[Fils du Nord] La Dernière Peste
Posté : ven. 07 oct., 2011 9:53 am
Il était tard, cette nuit-là, mais la chambre d'Aurys était encore éclairée par les flammes vacillantes d'un luxueux candélabre. Assise sur une bergère dont les motifs rappelaient les armoiries de son pays natal, la Connétable était vêtue en écuyère - bottes, chausses, corset de cuir noir sanglé sur une chemise blanche. C'est qu'elle n'avait pas eu le temps de se changer depuis son retour à la Garnison, après une journée qui lui semblait avoir été intégralement passée sur le dos de son cheval. Un verre de liqueur à la main, elle écoutait sans mot dire l'homme qui lui faisait face, en se demandant si l'heure tardive pouvait encore avoir une quelconque influence sur son débit.

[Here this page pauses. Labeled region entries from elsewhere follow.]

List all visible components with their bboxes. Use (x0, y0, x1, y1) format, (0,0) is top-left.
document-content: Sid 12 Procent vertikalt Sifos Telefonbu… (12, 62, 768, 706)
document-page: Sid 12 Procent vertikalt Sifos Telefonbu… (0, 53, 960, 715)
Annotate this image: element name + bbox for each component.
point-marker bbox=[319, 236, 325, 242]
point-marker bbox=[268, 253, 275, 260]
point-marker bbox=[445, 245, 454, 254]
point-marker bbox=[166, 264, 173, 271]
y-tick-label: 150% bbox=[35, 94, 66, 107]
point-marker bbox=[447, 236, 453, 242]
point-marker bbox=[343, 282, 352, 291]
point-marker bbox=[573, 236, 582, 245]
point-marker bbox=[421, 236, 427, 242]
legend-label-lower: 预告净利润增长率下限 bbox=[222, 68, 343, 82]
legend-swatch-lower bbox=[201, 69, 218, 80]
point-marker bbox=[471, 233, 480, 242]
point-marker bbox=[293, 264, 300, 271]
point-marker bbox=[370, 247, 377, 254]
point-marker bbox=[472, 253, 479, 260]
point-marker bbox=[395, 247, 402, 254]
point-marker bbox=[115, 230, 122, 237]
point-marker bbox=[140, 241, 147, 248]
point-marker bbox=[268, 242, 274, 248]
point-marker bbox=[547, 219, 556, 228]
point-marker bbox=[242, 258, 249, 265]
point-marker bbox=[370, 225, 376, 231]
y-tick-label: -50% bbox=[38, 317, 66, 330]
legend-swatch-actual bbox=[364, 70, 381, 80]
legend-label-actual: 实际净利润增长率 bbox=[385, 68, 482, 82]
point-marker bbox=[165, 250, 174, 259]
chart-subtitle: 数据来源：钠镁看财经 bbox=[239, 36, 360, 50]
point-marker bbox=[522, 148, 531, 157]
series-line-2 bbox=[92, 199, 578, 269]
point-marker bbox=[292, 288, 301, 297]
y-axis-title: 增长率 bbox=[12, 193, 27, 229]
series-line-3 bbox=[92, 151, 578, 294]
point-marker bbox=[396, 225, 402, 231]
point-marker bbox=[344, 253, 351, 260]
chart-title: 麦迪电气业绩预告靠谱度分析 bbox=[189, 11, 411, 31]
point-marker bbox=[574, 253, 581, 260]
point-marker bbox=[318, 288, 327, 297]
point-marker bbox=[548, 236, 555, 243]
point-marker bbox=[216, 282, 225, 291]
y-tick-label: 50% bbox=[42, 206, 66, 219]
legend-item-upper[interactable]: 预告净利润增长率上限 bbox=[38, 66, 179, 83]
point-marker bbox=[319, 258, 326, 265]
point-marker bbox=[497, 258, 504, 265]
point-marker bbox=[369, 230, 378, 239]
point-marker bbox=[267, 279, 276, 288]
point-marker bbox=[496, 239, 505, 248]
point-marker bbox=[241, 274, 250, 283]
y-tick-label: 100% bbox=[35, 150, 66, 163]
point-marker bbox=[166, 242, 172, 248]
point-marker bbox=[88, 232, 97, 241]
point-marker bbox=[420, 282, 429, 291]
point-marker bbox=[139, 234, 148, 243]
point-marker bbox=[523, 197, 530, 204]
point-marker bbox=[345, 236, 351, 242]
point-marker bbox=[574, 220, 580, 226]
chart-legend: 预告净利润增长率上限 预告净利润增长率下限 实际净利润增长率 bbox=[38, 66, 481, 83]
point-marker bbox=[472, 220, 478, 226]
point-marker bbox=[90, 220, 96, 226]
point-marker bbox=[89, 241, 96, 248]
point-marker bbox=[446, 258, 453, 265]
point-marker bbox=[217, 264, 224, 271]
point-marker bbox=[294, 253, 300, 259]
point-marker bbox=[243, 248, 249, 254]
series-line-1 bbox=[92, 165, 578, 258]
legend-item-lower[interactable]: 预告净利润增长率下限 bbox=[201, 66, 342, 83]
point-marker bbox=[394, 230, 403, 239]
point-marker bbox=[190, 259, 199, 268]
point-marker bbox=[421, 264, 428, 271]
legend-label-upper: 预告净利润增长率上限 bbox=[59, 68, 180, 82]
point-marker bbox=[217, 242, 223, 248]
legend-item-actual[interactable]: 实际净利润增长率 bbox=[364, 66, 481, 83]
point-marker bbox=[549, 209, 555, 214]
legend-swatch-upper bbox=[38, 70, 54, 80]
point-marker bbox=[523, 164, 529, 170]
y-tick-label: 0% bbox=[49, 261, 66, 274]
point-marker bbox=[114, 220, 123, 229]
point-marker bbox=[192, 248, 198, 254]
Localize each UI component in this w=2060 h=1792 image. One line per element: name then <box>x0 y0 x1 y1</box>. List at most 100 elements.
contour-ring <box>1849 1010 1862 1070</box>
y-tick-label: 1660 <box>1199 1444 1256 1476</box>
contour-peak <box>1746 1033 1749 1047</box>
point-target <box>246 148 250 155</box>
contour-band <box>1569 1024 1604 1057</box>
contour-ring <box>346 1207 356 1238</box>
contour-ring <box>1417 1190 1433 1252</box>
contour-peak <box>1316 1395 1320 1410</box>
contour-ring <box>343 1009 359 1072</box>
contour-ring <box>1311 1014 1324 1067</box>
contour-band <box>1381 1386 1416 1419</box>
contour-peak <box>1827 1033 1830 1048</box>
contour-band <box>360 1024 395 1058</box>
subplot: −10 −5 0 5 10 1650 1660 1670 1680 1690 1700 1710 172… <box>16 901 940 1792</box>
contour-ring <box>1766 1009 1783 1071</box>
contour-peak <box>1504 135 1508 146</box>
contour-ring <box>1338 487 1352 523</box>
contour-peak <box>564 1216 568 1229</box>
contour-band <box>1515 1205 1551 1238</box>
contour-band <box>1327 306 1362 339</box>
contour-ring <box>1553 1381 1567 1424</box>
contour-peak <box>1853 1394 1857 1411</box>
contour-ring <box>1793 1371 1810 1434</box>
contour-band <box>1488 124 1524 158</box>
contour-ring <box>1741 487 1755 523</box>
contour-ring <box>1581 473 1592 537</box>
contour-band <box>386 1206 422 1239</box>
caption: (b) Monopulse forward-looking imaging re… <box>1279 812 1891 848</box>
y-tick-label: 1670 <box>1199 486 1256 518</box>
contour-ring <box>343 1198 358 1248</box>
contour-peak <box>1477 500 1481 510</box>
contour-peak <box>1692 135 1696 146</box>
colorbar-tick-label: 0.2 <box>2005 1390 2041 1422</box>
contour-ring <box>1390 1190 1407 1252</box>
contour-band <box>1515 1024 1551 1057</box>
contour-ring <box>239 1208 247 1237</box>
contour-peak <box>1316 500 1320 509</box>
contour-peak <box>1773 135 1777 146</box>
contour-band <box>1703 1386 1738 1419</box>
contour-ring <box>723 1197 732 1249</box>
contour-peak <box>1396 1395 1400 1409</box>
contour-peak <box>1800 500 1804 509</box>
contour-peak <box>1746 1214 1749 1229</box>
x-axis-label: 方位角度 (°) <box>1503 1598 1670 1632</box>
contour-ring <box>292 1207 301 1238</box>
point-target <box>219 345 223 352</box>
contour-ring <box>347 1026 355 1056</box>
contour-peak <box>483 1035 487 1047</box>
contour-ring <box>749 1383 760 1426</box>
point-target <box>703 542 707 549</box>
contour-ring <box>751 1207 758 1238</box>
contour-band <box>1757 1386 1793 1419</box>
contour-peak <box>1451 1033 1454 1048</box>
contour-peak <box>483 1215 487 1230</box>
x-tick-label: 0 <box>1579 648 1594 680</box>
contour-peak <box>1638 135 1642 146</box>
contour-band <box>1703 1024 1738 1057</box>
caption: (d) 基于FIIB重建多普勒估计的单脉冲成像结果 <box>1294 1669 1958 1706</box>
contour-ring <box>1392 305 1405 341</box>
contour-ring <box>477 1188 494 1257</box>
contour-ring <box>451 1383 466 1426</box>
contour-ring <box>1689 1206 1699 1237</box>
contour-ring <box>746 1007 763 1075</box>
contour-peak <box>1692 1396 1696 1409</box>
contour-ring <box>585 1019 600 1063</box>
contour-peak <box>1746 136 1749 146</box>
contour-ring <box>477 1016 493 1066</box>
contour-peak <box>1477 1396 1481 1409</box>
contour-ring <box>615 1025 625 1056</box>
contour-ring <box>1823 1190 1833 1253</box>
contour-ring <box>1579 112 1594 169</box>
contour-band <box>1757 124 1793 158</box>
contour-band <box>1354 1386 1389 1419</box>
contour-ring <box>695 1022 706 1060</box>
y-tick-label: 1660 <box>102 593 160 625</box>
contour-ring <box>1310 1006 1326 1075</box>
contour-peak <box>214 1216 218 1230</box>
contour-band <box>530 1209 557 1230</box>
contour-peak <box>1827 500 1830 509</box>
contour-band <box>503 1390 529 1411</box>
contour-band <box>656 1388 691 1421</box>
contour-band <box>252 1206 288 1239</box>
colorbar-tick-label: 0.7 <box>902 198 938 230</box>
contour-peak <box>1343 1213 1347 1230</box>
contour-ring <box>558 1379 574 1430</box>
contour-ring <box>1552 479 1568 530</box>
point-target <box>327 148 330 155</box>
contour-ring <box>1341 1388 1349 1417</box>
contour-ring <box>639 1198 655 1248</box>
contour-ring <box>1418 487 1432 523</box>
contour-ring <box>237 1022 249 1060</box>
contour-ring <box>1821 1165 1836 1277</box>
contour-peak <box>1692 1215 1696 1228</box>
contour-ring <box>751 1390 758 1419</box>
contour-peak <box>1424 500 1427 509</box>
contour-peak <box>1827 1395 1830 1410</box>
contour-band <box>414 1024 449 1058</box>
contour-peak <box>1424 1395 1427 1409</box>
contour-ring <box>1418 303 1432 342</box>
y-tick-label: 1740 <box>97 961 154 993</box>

Voyez-vous, reprit Falstaf après un instant de pause lui permettant de mobiliser sa réflexion, vous êtes face à un triple problème. Le premier est politique : en dépit de toutes leurs manigances, les réprouvés sont membres de la Horde. Difficile donc de les affronter sans attirer le courroux de leurs puissants alliés. Le deuxième est d'ordre militaire. En quelques années, Fossoyeuse a décuplé le budget de ses forces, transformant une armée faite de bric et de broc en une impressionnante machine de guerre. Malgré tout le respect que je dois à votre courage, ce n'est pas avec vos trois compagnies que vous pourrez vous en défaire, dans une bataille rangée du moins.
Aurys balaya les arguments d'un revers de la main.
Du neuf, alchimiste. Rappelez-moi donc pour quelles raisons je vous garde ici.
Falstaf sourit, s'inclina, et poursuivit.
Le troisième problème est le plus intéressant, et peut-être davantage à votre portée. Depuis la campagne contre le Roi-Liche, Fossoyeuse s'est renforcée par l'ajout de deux armes terribles. La nouvelle peste, de sinistre mémoire, et dont on sait tout l'usage qui en a été fait en Gilneas. Les val'kyrs, ensuite, enrôlées par Sylvanas pour créer de nouveaux réprouvés, fournissant à son armée l'assurance d'un constant renouvellement.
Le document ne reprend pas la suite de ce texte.